All calves were dosed for lungworm as there had been some coughing in the different stock groups.

This was only the second dose of the year with the dry conditions throughout most of the grazing season seeming to have an effect on worm burdens at pasture.

They were also due their second shot of their RSV and Pi3 pneumonia vaccination and their single dose of an IBR vaccination.

Late housing

This is all in preparation for housing in the coming weeks, although given the amount of grass on the farm, housing could be quite late this year, if ground conditions allow.

The average farm cover has increased to over 1,200kgDM/ha, the highest of the year. Good grass growth rates over the last few weeks combined with the fact that the finishing cattle were housed in September due to grass shortages means the demand for grass on the farm at the moment is quite low.

At this stage around 25% of the farm has been closed and now, farmer John Hally is concentrating on grazing some of the paddocks closest to the yard so that they can be targeted for on/off grazing in early spring with some of the lightest yearlings.

On paddocks with high clover, the plan is to graze these later into autumn as we do not want to carry a heavy cover over winter on these paddocks as doing so could shade out the clover plant and reduce its persistence for next year.

There is a huge amount of grass on farm at the moment thanks to good growth rates in recent weeks and the fact that demand is quite low with the finishing stock housed.


The heifer calves are averaging 218kg this week while the bullocks are 226kg. Looking at our Thrive 20-month blueprint, they are just sitting on the target line at the moment.

We need to monitor performance over the next few weeks at grass as it is likely liveweight gains will decrease now that grass dry matter is lower and fibre levels are also quite low which speeds up the passage rate of grass through the animal.

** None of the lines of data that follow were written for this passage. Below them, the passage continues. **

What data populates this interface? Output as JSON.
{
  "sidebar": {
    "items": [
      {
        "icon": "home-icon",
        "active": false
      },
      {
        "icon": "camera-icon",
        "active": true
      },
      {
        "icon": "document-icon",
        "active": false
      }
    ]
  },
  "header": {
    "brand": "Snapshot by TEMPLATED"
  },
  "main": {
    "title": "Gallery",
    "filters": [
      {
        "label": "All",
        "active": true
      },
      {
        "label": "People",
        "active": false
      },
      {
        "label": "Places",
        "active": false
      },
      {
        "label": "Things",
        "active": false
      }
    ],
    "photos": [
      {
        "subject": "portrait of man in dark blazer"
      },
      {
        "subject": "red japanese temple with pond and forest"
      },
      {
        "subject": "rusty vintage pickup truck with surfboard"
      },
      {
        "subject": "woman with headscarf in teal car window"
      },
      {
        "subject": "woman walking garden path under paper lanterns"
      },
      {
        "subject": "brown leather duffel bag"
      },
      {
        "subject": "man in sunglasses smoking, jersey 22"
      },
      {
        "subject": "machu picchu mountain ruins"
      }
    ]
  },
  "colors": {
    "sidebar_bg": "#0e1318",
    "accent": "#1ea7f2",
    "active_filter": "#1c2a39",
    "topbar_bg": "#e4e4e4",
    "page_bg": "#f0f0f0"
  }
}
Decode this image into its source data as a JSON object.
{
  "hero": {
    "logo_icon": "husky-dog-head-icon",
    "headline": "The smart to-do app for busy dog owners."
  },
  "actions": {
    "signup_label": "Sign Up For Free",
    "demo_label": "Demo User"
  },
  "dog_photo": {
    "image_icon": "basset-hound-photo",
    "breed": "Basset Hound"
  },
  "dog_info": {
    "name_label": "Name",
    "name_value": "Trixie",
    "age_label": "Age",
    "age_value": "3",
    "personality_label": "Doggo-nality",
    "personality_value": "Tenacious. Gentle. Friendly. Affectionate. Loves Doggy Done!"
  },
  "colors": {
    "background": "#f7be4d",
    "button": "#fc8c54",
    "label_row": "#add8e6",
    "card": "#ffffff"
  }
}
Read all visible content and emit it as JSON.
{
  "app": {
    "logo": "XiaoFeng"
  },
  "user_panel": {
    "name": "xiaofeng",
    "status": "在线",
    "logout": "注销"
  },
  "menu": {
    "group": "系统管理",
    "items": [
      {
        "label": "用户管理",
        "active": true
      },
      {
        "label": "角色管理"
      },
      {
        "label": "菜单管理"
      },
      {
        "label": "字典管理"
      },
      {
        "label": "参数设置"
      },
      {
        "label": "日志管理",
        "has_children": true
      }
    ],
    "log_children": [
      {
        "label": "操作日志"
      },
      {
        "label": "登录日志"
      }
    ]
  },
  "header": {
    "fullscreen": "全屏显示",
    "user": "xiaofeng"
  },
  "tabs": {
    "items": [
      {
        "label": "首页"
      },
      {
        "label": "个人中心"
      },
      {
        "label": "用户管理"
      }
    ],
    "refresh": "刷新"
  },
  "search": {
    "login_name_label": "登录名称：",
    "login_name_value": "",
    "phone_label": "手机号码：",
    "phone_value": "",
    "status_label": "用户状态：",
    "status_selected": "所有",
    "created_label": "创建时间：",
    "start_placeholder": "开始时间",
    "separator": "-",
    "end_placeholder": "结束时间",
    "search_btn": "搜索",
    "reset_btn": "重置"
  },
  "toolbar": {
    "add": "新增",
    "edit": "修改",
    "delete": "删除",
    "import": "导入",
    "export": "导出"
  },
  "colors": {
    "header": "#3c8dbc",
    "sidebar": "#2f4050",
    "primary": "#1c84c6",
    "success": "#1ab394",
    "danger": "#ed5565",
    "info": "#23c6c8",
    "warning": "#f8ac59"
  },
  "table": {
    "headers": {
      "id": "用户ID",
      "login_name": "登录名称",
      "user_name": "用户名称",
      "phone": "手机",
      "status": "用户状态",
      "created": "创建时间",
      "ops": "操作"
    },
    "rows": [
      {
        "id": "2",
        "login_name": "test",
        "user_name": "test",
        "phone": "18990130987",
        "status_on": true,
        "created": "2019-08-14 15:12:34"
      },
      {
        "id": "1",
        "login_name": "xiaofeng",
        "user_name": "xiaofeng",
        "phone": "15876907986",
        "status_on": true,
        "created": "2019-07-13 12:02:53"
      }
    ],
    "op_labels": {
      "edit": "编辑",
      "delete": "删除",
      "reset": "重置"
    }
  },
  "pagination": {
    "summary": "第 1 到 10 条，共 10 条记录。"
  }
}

Feeding a kilo of meal at pasture continues and has been aiding performance as average daily gains since early August have been 0.93kg/day for the heifers and 1.1kg/day for the bullocks.

Ideally heifers would be 240kg and bullocks 260kg at the target housing date of 10 November although if weather conditions allow stock will be out for longer than this.

The average birth date of the calves this year is 26 February so the farm is operating with an early-born calf. For farmers working with later spring-born calves you can take 5kg/week off the target housing weight for every week they are born after 1 March.